Persoalan tetap tingginya impor di sektor migas, juga berkolerasi dengan kepentingan para trader. Kata Ahmad, sektor migas masih banyak melayani trader. Sementara untuk meyakinkin investor refinery masih perlu waktu lama.
“Masih panjang, kemungkinan satu periode Pemilu lagi belum tentu ada hasil maksimal sebab RUU migas masih blum tuntas,” ujar Ahmad.
Di sisi lain, sektor ESDM juga masih tumpang tindih di SKK Migas dan Ditjen migas. Alhasil semua jalan di tempat.

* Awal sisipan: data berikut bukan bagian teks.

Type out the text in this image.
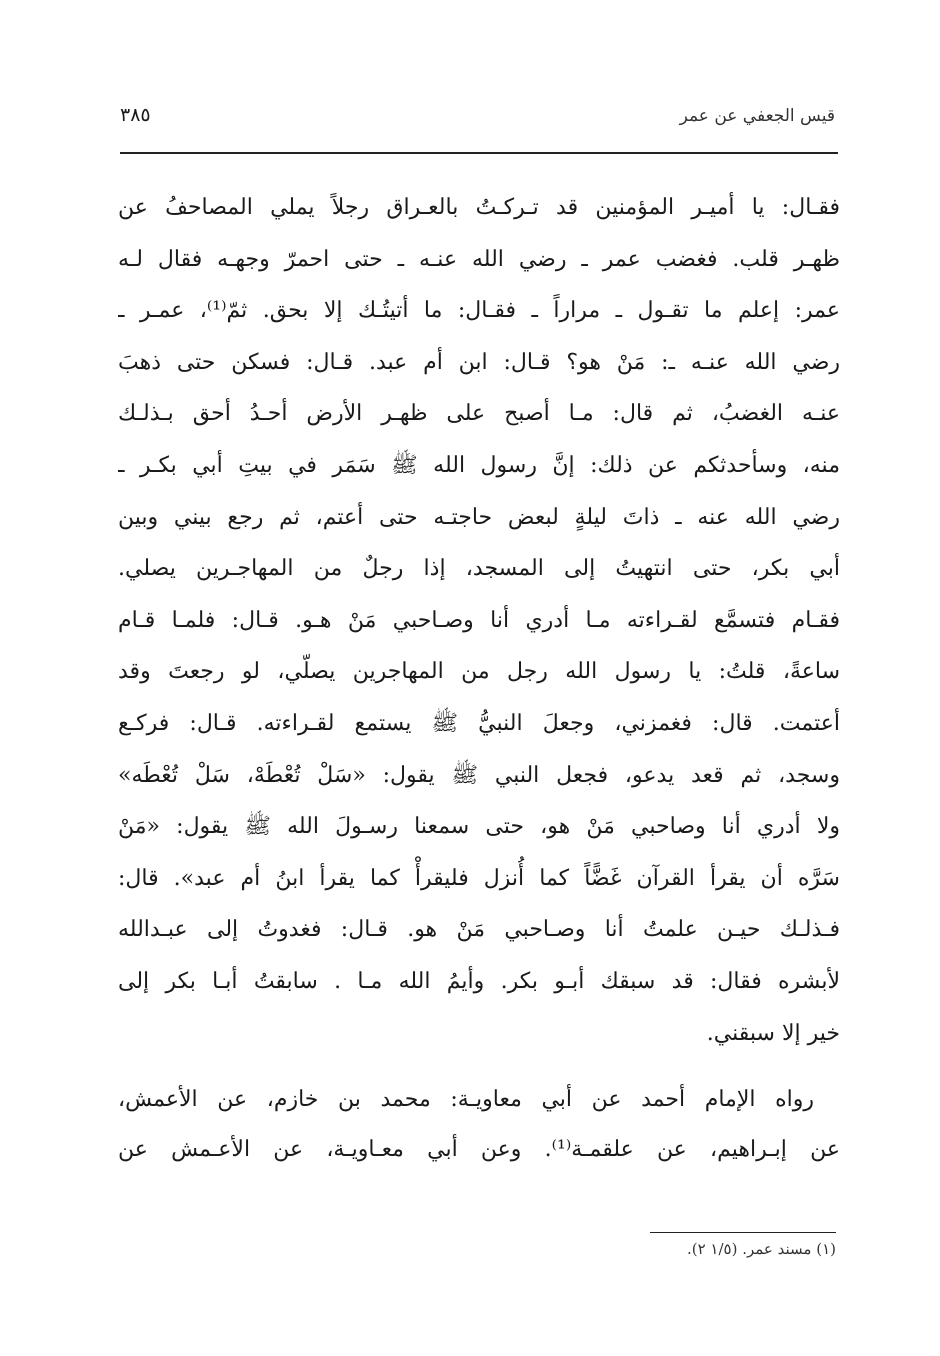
٣٨٥	قيس الجعفي عن عمر
فقـال: يا أميـر المؤمنين قد تـركـتُ بالعـراق رجلاً يملي المصاحفُ عن
ظهـر قلب. فغضب عمر ـ رضي الله عنـه ـ حتى احمرّ وجهـه فقال لـه
عمر: إعلم ما تقـول ـ مراراً ـ فقـال: ما أتيتُـك إلا بحق. ثمّ⁽¹⁾، عمـر ـ
رضي الله عنـه ـ: مَنْ هو؟ قـال: ابن أم عبد. قـال: فسكن حتى ذهبَ
عنـه الغضبُ، ثم قال: مـا أصبح على ظهـر الأرض أحـدُ أحق بـذلـك
منه، وسأحدثكم عن ذلك: إنَّ رسول الله ﷺ سَمَر في بيتِ أبي بكـر ـ
رضي الله عنه ـ ذاتَ ليلةٍ لبعض حاجتـه حتى أعتم، ثم رجع بيني وبين
أبي بكر، حتى انتهيتُ إلى المسجد، إذا رجلٌ من المهاجـرين يصلي.
فقـام فتسمَّع لقـراءته مـا أدري أنا وصـاحبي مَنْ هـو. قـال: فلمـا قـام
ساعةً، قلتُ: يا رسول الله رجل من المهاجرين يصلّي، لو رجعتَ وقد
أعتمت. قال: فغمزني، وجعلَ النبيُّ ﷺ يستمع لقـراءته. قـال: فركـع
وسجد، ثم قعد يدعو، فجعل النبي ﷺ يقول: «سَلْ تُعْطَهْ، سَلْ تُعْطَه»
ولا أدري أنا وصاحبي مَنْ هو، حتى سمعنا رسـولَ الله ﷺ يقول: «مَنْ
سَرَّه أن يقرأ القرآن غَضًّاً كما أُنزل فليقرأْ كما يقرأ ابنُ أم عبد». قال:
فـذلـك حيـن علمتُ أنا وصـاحبي مَنْ هو. قـال: فغدوتُ إلى عبـدالله
لأبشره فقال: قد سبقك أبـو بكر. وأيمُ الله مـا . سابقتُ أبـا بكر إلى
خير إلا سبقني.
رواه الإمام أحمد عن أبي معاويـة: محمد بن خازم، عن الأعمش،
عن إبـراهيم، عن علقمـة⁽¹⁾. وعن أبي معـاويـة، عن الأعـمش عن
(١) مسند عمر. (١/٥ ٢).
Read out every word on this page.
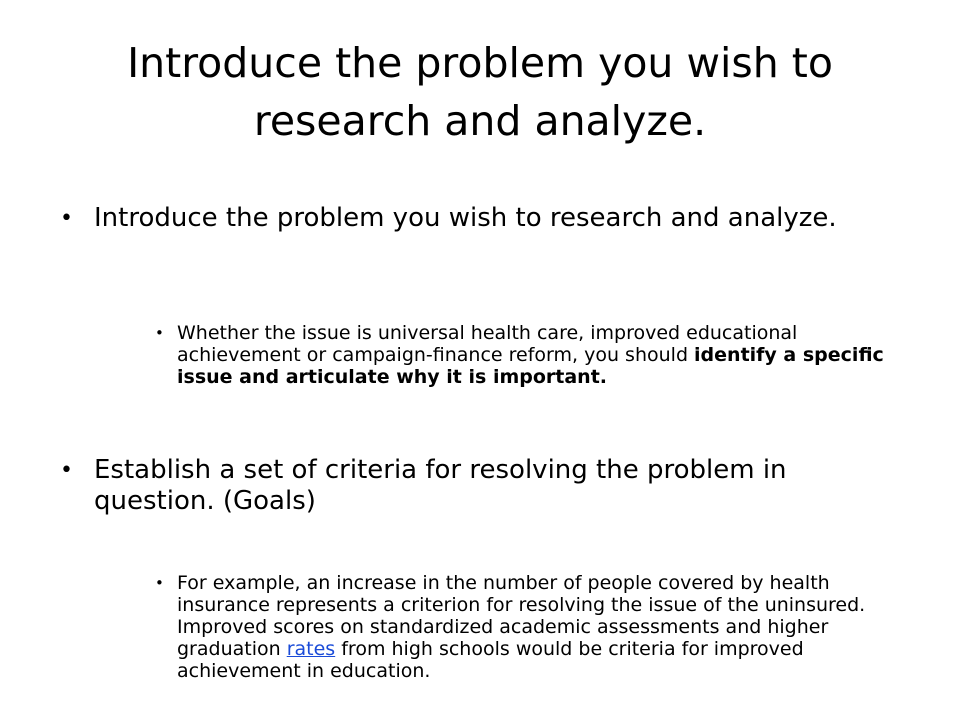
Introduce the problem you wish to research and analyze.
• Introduce the problem you wish to research and analyze.
• Whether the issue is universal health care, improved educational achievement or campaign-finance reform, you should identify a specific issue and articulate why it is important.
• Establish a set of criteria for resolving the problem in question. (Goals)
• For example, an increase in the number of people covered by health insurance represents a criterion for resolving the issue of the uninsured. Improved scores on standardized academic assessments and higher graduation rates from high schools would be criteria for improved achievement in education.
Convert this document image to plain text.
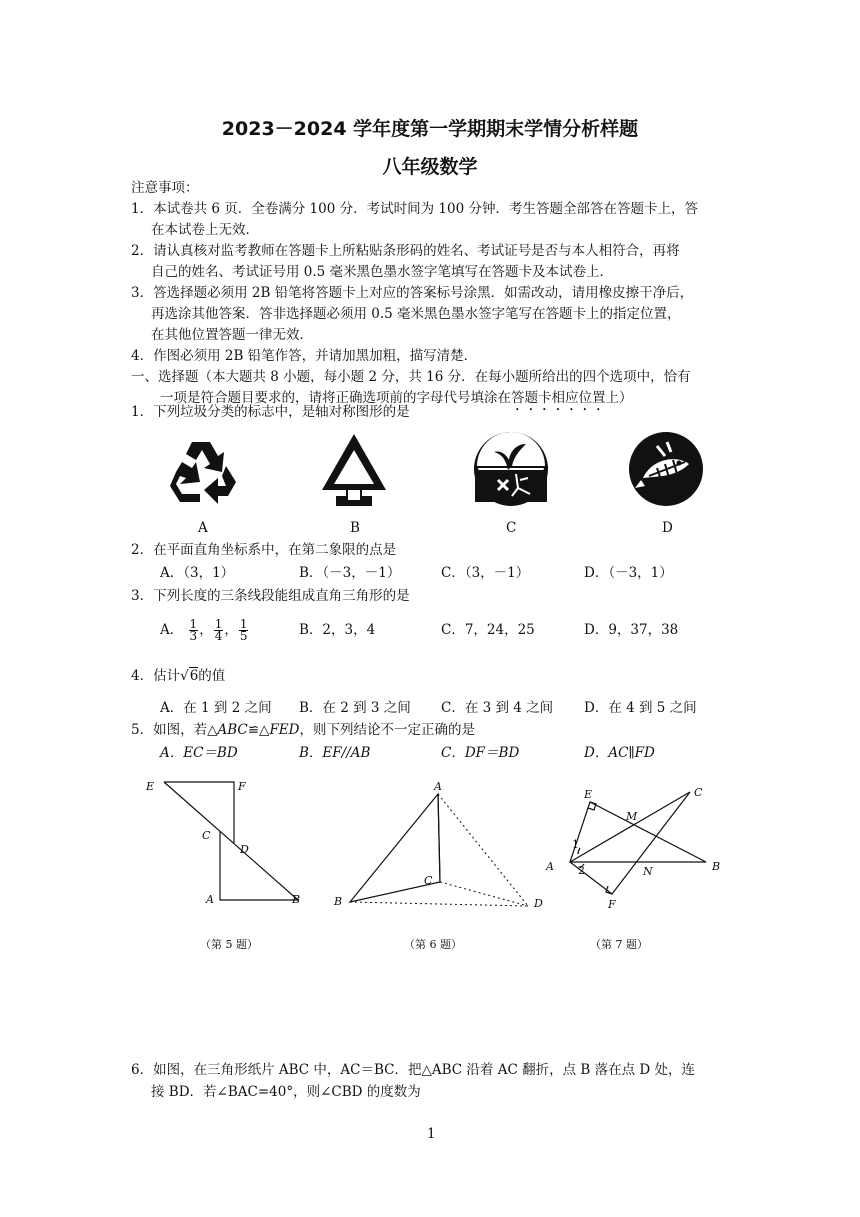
2023－2024 学年度第一学期期末学情分析样题
八年级数学
注意事项：
1．本试卷共 6 页．全卷满分 100 分．考试时间为 100 分钟．考生答题全部答在答题卡上，答
在本试卷上无效．
2．请认真核对监考教师在答题卡上所粘贴条形码的姓名、考试证号是否与本人相符合，再将
自己的姓名、考试证号用 0.5 毫米黑色墨水签字笔填写在答题卡及本试卷上．
3．答选择题必须用 2B 铅笔将答题卡上对应的答案标号涂黑．如需改动，请用橡皮擦干净后，
再选涂其他答案．答非选择题必须用 0.5 毫米黑色墨水签字笔写在答题卡上的指定位置，
在其他位置答题一律无效．
4．作图必须用 2B 铅笔作答，并请加黑加粗，描写清楚．
一、选择题（本大题共 8 小题，每小题 2 分，共 16 分．在每小题所给出的四个选项中，恰有
一项是符合题目要求的，请将正确选项前的字母代号填涂在答题卡相应位置上）
1．下列垃圾分类的标志中，是轴对称图形的是
A	B	C	D
2．在平面直角坐标系中，在第二象限的点是
A．（3，1）	B．（－3，－1）	C．（3，－1）	D．（－3，1）
3．下列长度的三条线段能组成直角三角形的是
A． $\frac{1}{3}$ ， $\frac{1}{4}$ ， $\frac{1}{5}$	B．2，3，4	C．7，24，25	D．9，37，38
4．估计√6的值
A．在 1 到 2 之间 B．在 2 到 3 之间 C．在 3 到 4 之间 D．在 4 到 5 之间
5．如图，若△ABC≌△FED，则下列结论不一定正确的是
A．EC＝BD	B．EF//AB	C．DF＝BD	D．AC∥FD
E	F
C
D
A	B
（第 5 题）
A
C
B	D
（第 6 题）
E	C
M
1
A 2	N	B
F
（第 7 题）
6．如图，在三角形纸片 ABC 中，AC＝BC．把△ABC 沿着 AC 翻折，点 B 落在点 D 处，连
接 BD．若∠BAC=40°，则∠CBD 的度数为
1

Maka tak heran, potensi besar energi yang bisa mendukung industri nasional, seperti LNG di wilayah timur Indonesia, tidak bisa dimanfaatkan maksimal.
“Alhasil semua jalan di tempat, LNG yang berlimpah dari timur selalu alasan infrastruktur belum memadai,” sindir Ahmad.
Bagi Ahmad, mengutamakan memperbaiki sektor hulu merupakan jalan tercepat agar sengkarut impor migas bisa dibenahi. Alhasil, jika hulu tidak ada masalah, maka di sektor hilir impor bisa dihilangkan. “Utamakan sektor hulu tidak ada jalan lain.”